Hari Minggu adalah hari-hari yang suram pada musim dingin itu. Kami harus berjalan tiga kilometer menuju Gereja Brocklebridge, tempat pelindung kami berkhotbah. Kami berangkat dalam keadaan kedinginan, dan tiba di gereja dengan tubuh lebih dingin lagi: selama kebaktian pagi kami nyaris lumpuh membeku. Terlalu jauh untuk kembali makan siang, sehingga jatah daging dingin dan roti, dalam ukuran pelit yang sama seperti makanan sehari-hari kami, dibagikan di antara dua kebaktian.
Setelah kebaktian sore berakhir, kami pulang melalui jalan berbukit yang terbuka, tempat angin musim dingin yang pahit bertiup dari deretan puncak bersalju di utara dan nyaris menguliti wajah kami.
Aku masih ingat Miss Temple berjalan ringan dan cepat di sepanjang barisan kami yang lunglai, jubah tartannya yang berkibar diterpa angin beku dirapatkannya ke tubuh, sambil menguatkan semangat kami melalui perkataan dan teladannya agar tetap tabah dan terus melangkah, seperti katanya, “layaknya prajurit-prajurit tangguh.” Para guru lain, kasihan mereka, biasanya terlalu murung sendiri untuk mencoba menghibur orang lain.
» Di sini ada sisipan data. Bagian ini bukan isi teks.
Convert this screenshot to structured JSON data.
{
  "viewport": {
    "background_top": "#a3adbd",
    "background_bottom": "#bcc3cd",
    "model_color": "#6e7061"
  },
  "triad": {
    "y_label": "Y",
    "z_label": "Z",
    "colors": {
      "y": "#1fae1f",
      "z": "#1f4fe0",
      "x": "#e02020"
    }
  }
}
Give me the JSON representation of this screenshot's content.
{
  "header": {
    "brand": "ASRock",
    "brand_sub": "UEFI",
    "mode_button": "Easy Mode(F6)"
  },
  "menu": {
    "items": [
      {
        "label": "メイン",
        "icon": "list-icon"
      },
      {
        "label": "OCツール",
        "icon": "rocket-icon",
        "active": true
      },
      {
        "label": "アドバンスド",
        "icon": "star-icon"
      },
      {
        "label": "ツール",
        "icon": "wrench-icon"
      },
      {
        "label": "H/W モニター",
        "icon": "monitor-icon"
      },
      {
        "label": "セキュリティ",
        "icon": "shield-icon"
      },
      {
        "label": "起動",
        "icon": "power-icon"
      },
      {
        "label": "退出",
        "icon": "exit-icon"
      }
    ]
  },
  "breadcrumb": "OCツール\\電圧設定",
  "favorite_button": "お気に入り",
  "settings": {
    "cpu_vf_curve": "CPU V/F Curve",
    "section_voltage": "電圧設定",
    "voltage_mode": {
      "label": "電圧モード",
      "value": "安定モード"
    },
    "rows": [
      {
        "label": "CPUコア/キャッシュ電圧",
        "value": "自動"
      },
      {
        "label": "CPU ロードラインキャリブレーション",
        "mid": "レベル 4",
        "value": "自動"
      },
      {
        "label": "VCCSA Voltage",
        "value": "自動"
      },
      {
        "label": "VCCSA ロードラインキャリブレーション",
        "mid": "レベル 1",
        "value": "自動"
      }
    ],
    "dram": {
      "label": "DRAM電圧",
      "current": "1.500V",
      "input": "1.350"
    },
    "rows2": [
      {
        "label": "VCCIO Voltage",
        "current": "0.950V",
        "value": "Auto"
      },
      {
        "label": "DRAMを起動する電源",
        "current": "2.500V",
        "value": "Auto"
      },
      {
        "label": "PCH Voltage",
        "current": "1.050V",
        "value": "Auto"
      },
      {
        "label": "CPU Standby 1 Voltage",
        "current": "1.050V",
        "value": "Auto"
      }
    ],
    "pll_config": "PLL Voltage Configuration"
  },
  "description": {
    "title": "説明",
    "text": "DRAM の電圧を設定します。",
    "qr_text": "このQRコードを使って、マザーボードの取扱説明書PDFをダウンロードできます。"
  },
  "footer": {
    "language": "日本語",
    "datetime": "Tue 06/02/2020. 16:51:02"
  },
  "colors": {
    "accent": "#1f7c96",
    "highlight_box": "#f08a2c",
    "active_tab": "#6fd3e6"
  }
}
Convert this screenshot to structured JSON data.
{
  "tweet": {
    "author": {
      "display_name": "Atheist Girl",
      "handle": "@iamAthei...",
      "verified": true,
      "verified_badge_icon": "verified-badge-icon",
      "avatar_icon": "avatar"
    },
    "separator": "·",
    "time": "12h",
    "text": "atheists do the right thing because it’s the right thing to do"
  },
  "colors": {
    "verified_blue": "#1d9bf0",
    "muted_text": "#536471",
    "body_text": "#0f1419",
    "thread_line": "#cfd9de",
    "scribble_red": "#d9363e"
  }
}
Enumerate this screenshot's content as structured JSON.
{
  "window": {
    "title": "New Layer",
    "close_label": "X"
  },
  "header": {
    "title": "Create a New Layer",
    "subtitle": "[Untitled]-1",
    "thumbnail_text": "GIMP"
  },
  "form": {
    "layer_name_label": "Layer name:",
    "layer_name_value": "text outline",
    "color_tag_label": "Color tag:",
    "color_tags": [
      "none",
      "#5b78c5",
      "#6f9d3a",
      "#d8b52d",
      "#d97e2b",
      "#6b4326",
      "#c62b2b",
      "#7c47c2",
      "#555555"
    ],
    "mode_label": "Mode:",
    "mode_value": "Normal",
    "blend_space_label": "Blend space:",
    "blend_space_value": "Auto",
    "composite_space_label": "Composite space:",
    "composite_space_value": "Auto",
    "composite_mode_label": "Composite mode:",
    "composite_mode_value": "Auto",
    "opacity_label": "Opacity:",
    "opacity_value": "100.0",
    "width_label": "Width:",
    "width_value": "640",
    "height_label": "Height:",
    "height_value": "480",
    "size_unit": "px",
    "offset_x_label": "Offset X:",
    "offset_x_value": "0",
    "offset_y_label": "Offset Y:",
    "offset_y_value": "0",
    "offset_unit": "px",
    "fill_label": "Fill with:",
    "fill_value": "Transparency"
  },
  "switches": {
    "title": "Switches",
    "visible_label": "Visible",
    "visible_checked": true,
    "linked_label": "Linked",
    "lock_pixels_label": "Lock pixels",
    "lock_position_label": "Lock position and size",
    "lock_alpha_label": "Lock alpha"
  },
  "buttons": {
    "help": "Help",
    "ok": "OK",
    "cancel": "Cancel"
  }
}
Betapa kami merindukan cahaya dan hangat api yang menyala besar ketika kembali! Namun setidaknya bagi anak-anak kecil, hal itu tak diberikan: setiap perapian di ruang belajar segera dikepung dua lapis barisan gadis-gadis besar, dan di belakang mereka anak-anak kecil meringkuk berkelompok, membungkus lengan-lengan kurus mereka ke dalam pinafore.
Sedikit hiburan datang saat minum teh, berupa jatah roti dua kali lipat—sepotong penuh, bukan setengah—ditambah lapisan mentega tipis yang lezat: itulah hadiah mingguan yang kami nantikan dari hari Minggu ke hari Minggu berikutnya. Biasanya aku berhasil menyimpan separuh santapan mewah itu untuk diriku sendiri; tetapi sisanya hampir selalu terpaksa kuberikan.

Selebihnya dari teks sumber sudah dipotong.